Na ten straszliwy krzyk, pan de Nueil, słysząc poruszenie wśród służby, uciekł jak złoczyńca.

Wróciwszy do domu, hrabia napisał bardzo krótki list i kazał służącemu zanieść go do pani de Beauséant, polecajac mu powiedzieć margrabinie, że chodzi tu o życie i śmierć jego pana. Gdy lokaj odszedł, pan de Nueil wrócił do salonu i zastał tam żonę, która dalej dukała nad Kaprysem. Usiadł, czekając na odpowiedź. W godzinę potem, po ukończeniu Kaprysu, małżonkowie siedli naprzeciw siebie w milczeniu po dwu stronach kominka. Służący wrócił i oddał swemu panu list nierozpieczętowany. Pan de Nueil przeszedł do przyległego buduaru, gdzie wracając z polowania zostawił strzelbę, i zastrzelił się.

To szybkie a fatalne zakończenie, tak sprzeczne z obyczajami młodej Francji, jest naturalne.

Ludzie, którzy dobrze zaobserwowali lub też rozkosznie doświadczyli zjawisk towarzyszących doskonałemu zespoleniu dwojga istot, zrozumieją łatwo to samobójstwo. Kobieta nie urabia się, nie nagina się w jednym dniu do kaprysów namiętności. Rozkosz, niby rzadki kwiat, wymaga starań najwyrafinowańszej hodowli: jedynie czas, harmonia dusz mogą wydobyć z niej wszystkie możliwości, zrodzić owe tkliwe, subtelne słodycze, co do których żywimy mnóstwo przesądów, uważając je za zrośnięte z osobą, której serce nam ich użycza. To cudowne porozumienie, ta ślepa wiara i błogosławiona pewność, iż doznaje się osobliwego lub nadzwyczajnego szczęścia przy ukochanej istocie, to poniekąd tajemnica trwałych przywiązań i długich namiętności. Przy kobiecie posiadającej geniusz swej płci miłość nie jest nigdy nawykiem, jej cudowna tkliwość umie oblekać kształty tak różnorodne, wkłada tyle sztuki w swoją naturę lub naturalności w swoje sztuki, że staje się równie potężną wspomnieniem, co obecnością. Przy niej wszystkie kobiety bledną. Trzeba było drżeć, że się utraci miłość tak rozległą, tak wspaniałą lub też stracić ją, aby znać całą jej cenę.Ale, jeżeli poznawszy ją, człowiek wyrzekł się jej, aby popaść w jakieś zimne małżeństwo, jeżeli kobieta, z którą spodziewał się znaleźć te same słodycze, dowiedzie mu paroma owymi faktami zagrzebanymi w mrokach sypialni małżeńskiej, że nie odrodzą się już one dla niego, jeżeli ma jeszcze na wargach smak niebiańskiej miłości, a zranił śmiertelnie swą prawdziwą małżonkę na rzecz społecznej chimery, wówczas trzeba mu umrzeć lub też zdobyć się na ową materialną, samolubną, zimną filozofię, która budzi wstręt w kochających duszach.

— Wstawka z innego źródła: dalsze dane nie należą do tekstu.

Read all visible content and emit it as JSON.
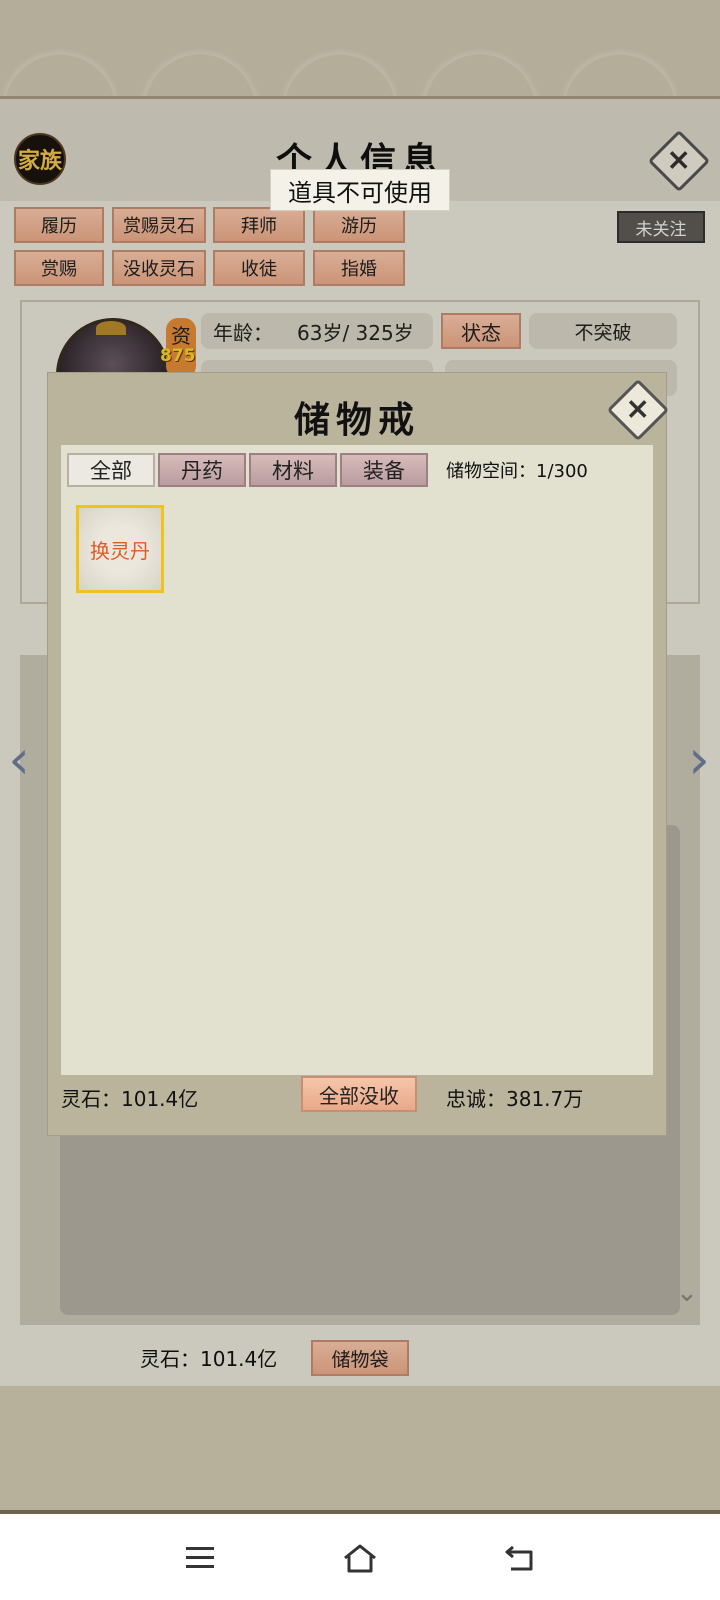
{
  "header": {
    "family_label": "家族",
    "title": "个人信息",
    "follow_label": "未关注"
  },
  "toast": {
    "text": "道具不可使用"
  },
  "actions": {
    "row1": [
      "履历",
      "赏赐灵石",
      "拜师",
      "游历"
    ],
    "row2": [
      "赏赐",
      "没收灵石",
      "收徒",
      "指婚"
    ]
  },
  "profile": {
    "zi_label": "资",
    "zi_value": "875",
    "age_label": "年龄：",
    "age_value": "63岁/ 325岁",
    "status_label": "状态",
    "breakthrough": "不突破"
  },
  "modal": {
    "title": "储物戒",
    "tabs": [
      "全部",
      "丹药",
      "材料",
      "装备"
    ],
    "active_tab": "全部",
    "capacity": "储物空间：1/300",
    "items": [
      {
        "name": "换灵丹",
        "color": "#e05a26"
      }
    ],
    "stone": "灵石：101.4亿",
    "confiscate_all": "全部没收",
    "loyalty": "忠诚：381.7万"
  },
  "footer": {
    "stone": "灵石：101.4亿",
    "bag": "储物袋"
  },
  "icons": {
    "prev": "chevron-left-icon",
    "next": "chevron-right-icon",
    "menu": "menu-icon",
    "home": "home-icon",
    "back": "back-icon"
  }
}
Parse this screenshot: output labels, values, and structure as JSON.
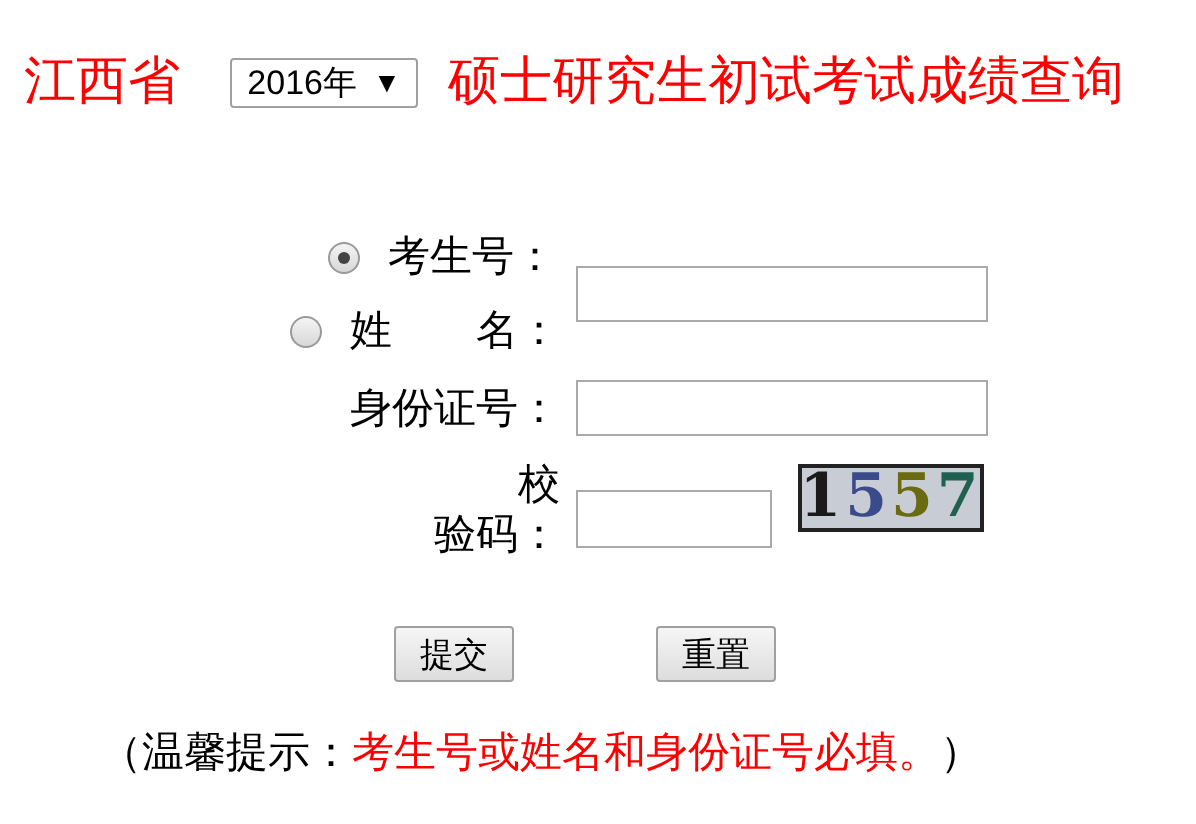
{
  "header": {
    "province": "江西省",
    "year_select": {
      "value": "2016年",
      "arrow": "▼"
    },
    "title": "硕士研究生初试考试成绩查询"
  },
  "form": {
    "id_choices": [
      {
        "label": "考生号：",
        "selected": true
      },
      {
        "label": "姓　　名：",
        "selected": false
      }
    ],
    "id_number_label": "身份证号：",
    "captcha_label_lines": [
      "校",
      "验码："
    ],
    "captcha": {
      "code": "1557"
    },
    "buttons": [
      "提交",
      "重置"
    ]
  },
  "notice": {
    "prefix": "（温馨提示：",
    "text": "考生号或姓名和身份证号必填。",
    "suffix": "）"
  }
}
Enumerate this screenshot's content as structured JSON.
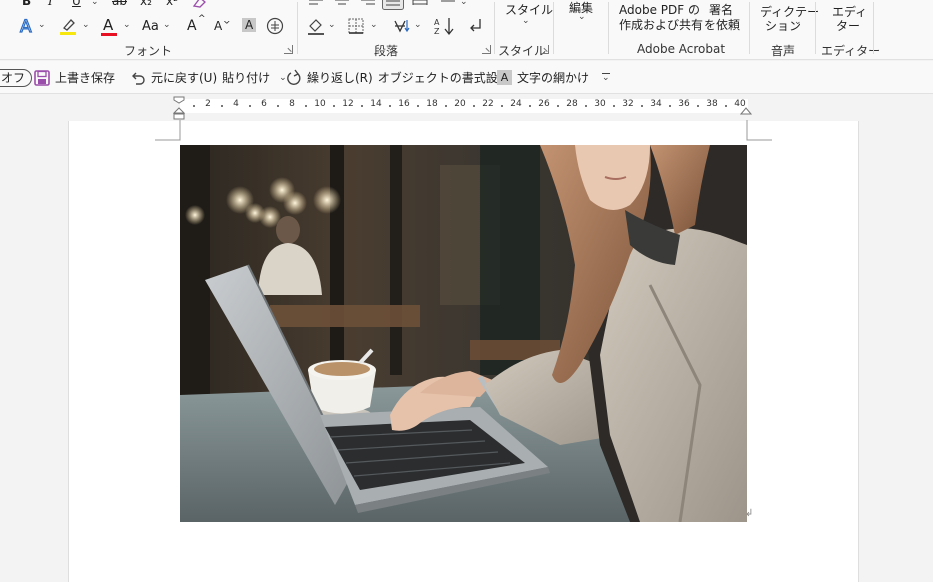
{
  "ribbon": {
    "font_group": {
      "label": "フォント",
      "bold": "B",
      "italic": "I",
      "underline": "U",
      "subscript": "x₂",
      "superscript": "x²",
      "font_color_letter": "A",
      "change_case": "Aa",
      "grow_font": "A",
      "shrink_font": "A",
      "char_shading": "A",
      "enclose_char": "字"
    },
    "paragraph_group": {
      "label": "段落"
    },
    "style_group": {
      "label": "スタイル",
      "button": "スタイル"
    },
    "edit_group": {
      "button": "編集"
    },
    "adobe_group": {
      "label": "Adobe Acrobat",
      "create_share_line1": "Adobe PDF の",
      "create_share_line2": "作成および共有",
      "request_sign_line1": "署名",
      "request_sign_line2": "を依頼"
    },
    "voice_group": {
      "label": "音声",
      "dictate_line1": "ディクテー",
      "dictate_line2": "ション"
    },
    "editor_group": {
      "label": "エディター",
      "editor_line1": "エディ",
      "editor_line2": "ター"
    }
  },
  "qat": {
    "autosave": "オフ",
    "save": "上書き保存",
    "undo": "元に戻す(U)",
    "paste": "貼り付け",
    "redo": "繰り返し(R)",
    "format_object": "オブジェクトの書式設定",
    "char_shading": "文字の網かけ"
  },
  "ruler": {
    "numbers": [
      "2",
      "4",
      "6",
      "8",
      "10",
      "12",
      "14",
      "16",
      "18",
      "20",
      "22",
      "24",
      "26",
      "28",
      "30",
      "32",
      "34",
      "36",
      "38",
      "40"
    ]
  },
  "colors": {
    "highlight_yellow": "#f7e70f",
    "font_red": "#e81123",
    "text_effect_blue": "#2b6cc4",
    "save_purple": "#9b4dab"
  }
}
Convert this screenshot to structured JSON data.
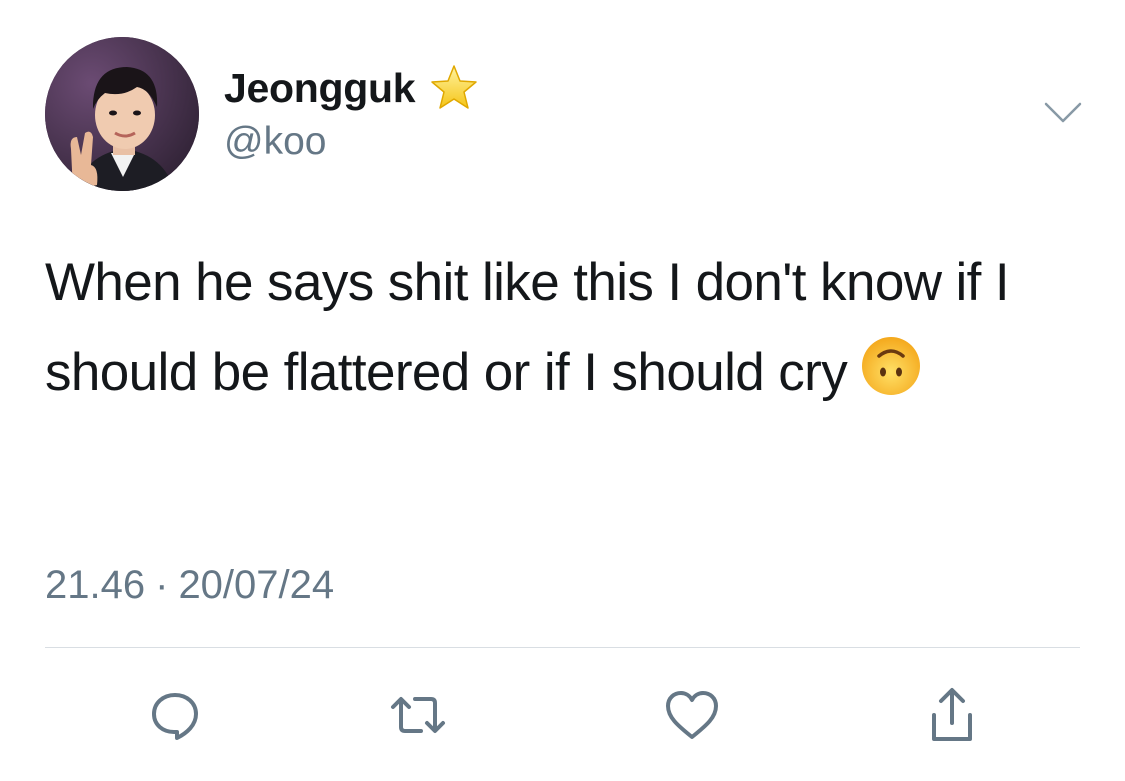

Co się tyczy pani de Beauséant, napoiwszy kochanka obficie miłością przez dziewięć lat, nie sądziła zapewne, aby rozpacz jego posunęła się aż do samobójstwa. Może sądziła, że tylko ona jedna będzie cierpieć. Była zresztą najzupełniej w prawie uchylić się od najwstrętniejszego podziału, jaki istnieje, który żona może znosić przez wzgląd na wysokie racje społeczne, ale którym kochanka musi się brzydzić, ponieważ czystość jej miłości jest całym jej usprawiedliwieniem.

Angoulême, wrzesień 1832 r.
29intus-suscepcja (z łac. intus: wewnętrzny; susceptio: obietnica wykonania czegoś) – wewnętrzne doświadczenie głębokiego zrozumienia; intuicja, przeczucie. [przypis edytorski]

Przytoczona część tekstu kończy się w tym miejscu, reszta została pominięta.